>Recently I observed real human bodies, peeled, sliced every which way. It was a Chinese exhibit at a nearby museum. Chinese people had offered their bodies upon their death to be observed in nakedness beyond all nakedness. It was fascinating and strange at the same time.
Yet one of the exhibits kinda stuck with me a little more than some others. They had an inner ear with an arrow pointing to the smallest bone in the human body. The stirrup or more formally the stapes. I probably was dozing or staring at Becky(my Jr. high crush) when this interesting factoid was dispensed from a droning science teacher.
I got to thinking…What’s up with God putting a tiny tuning fork looking bone in the inner ear? The sounds from without get a leg up to make it to our brains. They “cowboy up” to transmit waves of sound to the human processor. Is there marrow flowing within this cute little piece of pysiological saddlery? Why bone at all? Why not a more flexible tissue? Just wondering.
I wonder if it might be some transcendent shadowing in God’s design. It is important to hear, and something solid is a physical metaphor for how God wants us to hear all that he has created…but more importantly, hear Him solidly.

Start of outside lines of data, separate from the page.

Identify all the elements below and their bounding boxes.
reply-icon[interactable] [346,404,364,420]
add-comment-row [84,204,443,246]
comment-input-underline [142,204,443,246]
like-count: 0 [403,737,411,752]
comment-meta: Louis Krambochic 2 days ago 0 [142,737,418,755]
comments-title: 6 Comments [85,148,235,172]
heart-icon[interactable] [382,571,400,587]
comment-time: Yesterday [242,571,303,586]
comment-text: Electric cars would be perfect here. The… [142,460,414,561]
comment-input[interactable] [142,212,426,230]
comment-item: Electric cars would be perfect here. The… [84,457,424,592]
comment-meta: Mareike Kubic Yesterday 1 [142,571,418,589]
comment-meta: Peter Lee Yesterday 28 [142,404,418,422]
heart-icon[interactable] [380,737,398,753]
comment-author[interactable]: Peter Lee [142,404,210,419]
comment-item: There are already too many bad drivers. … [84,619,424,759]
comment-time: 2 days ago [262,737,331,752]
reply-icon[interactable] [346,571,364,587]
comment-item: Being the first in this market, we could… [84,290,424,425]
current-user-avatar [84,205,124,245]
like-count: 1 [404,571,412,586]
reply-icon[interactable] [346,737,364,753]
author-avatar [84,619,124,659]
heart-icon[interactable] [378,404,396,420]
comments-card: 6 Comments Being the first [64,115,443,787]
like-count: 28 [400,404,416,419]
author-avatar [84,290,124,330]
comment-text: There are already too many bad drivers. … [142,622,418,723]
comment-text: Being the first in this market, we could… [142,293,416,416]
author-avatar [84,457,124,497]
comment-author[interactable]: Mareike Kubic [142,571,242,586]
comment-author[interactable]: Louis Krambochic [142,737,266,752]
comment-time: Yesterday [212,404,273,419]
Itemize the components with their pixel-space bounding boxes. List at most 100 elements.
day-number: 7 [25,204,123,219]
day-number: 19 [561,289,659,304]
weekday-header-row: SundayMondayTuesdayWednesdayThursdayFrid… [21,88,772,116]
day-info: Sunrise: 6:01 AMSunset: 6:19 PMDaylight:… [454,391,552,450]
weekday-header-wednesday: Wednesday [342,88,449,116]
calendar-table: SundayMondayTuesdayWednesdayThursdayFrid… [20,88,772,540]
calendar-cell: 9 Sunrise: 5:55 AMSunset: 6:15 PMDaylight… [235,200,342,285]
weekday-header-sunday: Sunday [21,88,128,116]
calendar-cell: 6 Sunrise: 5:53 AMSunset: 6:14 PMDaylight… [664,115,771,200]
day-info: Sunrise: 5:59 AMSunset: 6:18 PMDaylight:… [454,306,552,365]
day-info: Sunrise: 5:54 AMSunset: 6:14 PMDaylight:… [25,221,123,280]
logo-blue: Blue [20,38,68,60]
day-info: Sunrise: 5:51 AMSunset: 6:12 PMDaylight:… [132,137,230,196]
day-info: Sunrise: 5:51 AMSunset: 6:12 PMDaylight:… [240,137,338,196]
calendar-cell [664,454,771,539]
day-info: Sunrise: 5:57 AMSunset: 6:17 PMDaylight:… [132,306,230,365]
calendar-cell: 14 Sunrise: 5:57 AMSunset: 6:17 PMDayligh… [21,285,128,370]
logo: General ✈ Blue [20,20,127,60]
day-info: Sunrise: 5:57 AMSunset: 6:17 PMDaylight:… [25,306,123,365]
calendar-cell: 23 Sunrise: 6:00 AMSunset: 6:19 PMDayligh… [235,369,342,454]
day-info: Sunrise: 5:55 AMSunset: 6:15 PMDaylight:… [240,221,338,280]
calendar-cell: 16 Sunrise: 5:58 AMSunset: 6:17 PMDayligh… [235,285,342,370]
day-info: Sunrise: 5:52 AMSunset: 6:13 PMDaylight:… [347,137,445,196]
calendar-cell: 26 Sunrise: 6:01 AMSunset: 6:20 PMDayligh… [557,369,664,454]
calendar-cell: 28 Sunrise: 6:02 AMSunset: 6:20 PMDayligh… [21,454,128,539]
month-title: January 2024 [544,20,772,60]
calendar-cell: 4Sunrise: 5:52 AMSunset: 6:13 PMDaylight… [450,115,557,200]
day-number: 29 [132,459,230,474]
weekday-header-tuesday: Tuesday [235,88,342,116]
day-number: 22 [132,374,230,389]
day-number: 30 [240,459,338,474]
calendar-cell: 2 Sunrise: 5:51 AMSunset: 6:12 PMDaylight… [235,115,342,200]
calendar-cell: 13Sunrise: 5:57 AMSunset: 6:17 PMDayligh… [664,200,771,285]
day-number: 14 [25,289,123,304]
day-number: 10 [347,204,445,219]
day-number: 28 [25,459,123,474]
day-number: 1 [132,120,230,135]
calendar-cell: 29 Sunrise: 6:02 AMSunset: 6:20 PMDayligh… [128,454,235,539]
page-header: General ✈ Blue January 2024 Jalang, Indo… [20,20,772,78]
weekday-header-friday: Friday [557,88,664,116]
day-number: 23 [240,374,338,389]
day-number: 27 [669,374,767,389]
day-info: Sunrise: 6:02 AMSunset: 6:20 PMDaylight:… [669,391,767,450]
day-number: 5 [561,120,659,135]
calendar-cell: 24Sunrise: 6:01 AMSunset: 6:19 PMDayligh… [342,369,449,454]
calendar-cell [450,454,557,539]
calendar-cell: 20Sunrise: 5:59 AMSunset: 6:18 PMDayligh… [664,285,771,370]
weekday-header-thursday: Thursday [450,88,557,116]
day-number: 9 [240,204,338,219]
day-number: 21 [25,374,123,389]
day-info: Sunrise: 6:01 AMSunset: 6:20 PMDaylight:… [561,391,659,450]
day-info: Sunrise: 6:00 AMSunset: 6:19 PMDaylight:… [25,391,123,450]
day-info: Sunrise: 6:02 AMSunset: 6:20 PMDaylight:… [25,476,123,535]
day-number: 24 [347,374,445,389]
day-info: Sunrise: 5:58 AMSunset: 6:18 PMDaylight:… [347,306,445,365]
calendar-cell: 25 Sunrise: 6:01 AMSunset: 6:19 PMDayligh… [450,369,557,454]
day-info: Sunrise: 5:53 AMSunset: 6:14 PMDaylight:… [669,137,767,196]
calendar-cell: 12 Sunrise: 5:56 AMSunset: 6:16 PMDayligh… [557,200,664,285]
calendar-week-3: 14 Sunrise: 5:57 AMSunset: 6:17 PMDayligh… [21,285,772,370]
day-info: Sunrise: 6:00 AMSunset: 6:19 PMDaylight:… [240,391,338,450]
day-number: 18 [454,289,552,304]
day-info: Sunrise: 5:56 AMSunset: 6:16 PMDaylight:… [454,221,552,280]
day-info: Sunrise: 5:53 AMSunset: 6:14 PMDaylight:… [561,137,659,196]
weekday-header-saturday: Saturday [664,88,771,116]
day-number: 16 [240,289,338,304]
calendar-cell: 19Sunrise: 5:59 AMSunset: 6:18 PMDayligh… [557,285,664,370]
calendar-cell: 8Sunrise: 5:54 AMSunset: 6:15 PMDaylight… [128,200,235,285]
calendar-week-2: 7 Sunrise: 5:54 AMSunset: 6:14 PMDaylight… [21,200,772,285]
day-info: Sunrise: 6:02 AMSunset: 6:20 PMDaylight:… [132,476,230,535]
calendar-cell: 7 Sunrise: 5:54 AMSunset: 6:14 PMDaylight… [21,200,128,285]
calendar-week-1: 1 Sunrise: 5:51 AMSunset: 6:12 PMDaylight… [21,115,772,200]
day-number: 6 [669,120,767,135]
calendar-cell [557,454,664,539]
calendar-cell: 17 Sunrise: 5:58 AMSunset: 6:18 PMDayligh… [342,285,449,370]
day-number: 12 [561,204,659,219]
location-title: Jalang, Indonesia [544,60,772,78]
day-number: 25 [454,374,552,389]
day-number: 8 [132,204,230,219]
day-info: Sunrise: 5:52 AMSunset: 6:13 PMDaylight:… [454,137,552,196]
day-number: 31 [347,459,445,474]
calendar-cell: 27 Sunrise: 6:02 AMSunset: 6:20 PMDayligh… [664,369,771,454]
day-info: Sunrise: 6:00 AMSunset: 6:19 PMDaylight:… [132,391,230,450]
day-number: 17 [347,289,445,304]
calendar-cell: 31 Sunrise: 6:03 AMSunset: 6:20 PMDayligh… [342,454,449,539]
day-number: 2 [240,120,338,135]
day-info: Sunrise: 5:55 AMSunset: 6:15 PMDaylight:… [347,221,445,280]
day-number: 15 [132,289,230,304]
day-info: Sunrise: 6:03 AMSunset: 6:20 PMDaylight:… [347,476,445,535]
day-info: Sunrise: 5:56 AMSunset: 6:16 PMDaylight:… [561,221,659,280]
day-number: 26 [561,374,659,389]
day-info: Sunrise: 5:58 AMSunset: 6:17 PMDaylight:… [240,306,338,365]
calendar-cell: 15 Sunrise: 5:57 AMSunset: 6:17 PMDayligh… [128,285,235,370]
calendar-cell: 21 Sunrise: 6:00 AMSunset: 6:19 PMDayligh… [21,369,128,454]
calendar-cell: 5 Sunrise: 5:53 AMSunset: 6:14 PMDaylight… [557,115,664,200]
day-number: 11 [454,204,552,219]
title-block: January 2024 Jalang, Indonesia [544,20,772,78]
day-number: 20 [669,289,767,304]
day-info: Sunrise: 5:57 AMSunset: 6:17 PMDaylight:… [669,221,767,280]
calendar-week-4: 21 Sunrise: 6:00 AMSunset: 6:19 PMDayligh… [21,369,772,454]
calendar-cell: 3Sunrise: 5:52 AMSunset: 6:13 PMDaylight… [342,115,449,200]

I do want to hear God. Sometimes I hear distortions…maybe it’s wax build up. All the busyness of the life God has set before me becomes white noise if my spiritual tuning fork is disabled. I know that faith comes by hearing and hearing by the word of God(which, by the way, can divide even the bones from marrow). If I get my foot in the stirrup from the get go the sound waves might not crash down so hard and silence the still small voice in my life. I can hear God in and through the family around me if I que-tip the things that build up in my life. Through confession and honest interaction with God and others.
To live in the moments with grace and love the little stirrup does it’s transmitting in a healthy way.
>Hello.I think we are born naturally God-conscious, but we develop arrogance and thoughts that we are self-sufficient, as we think we've become smarter and smarter.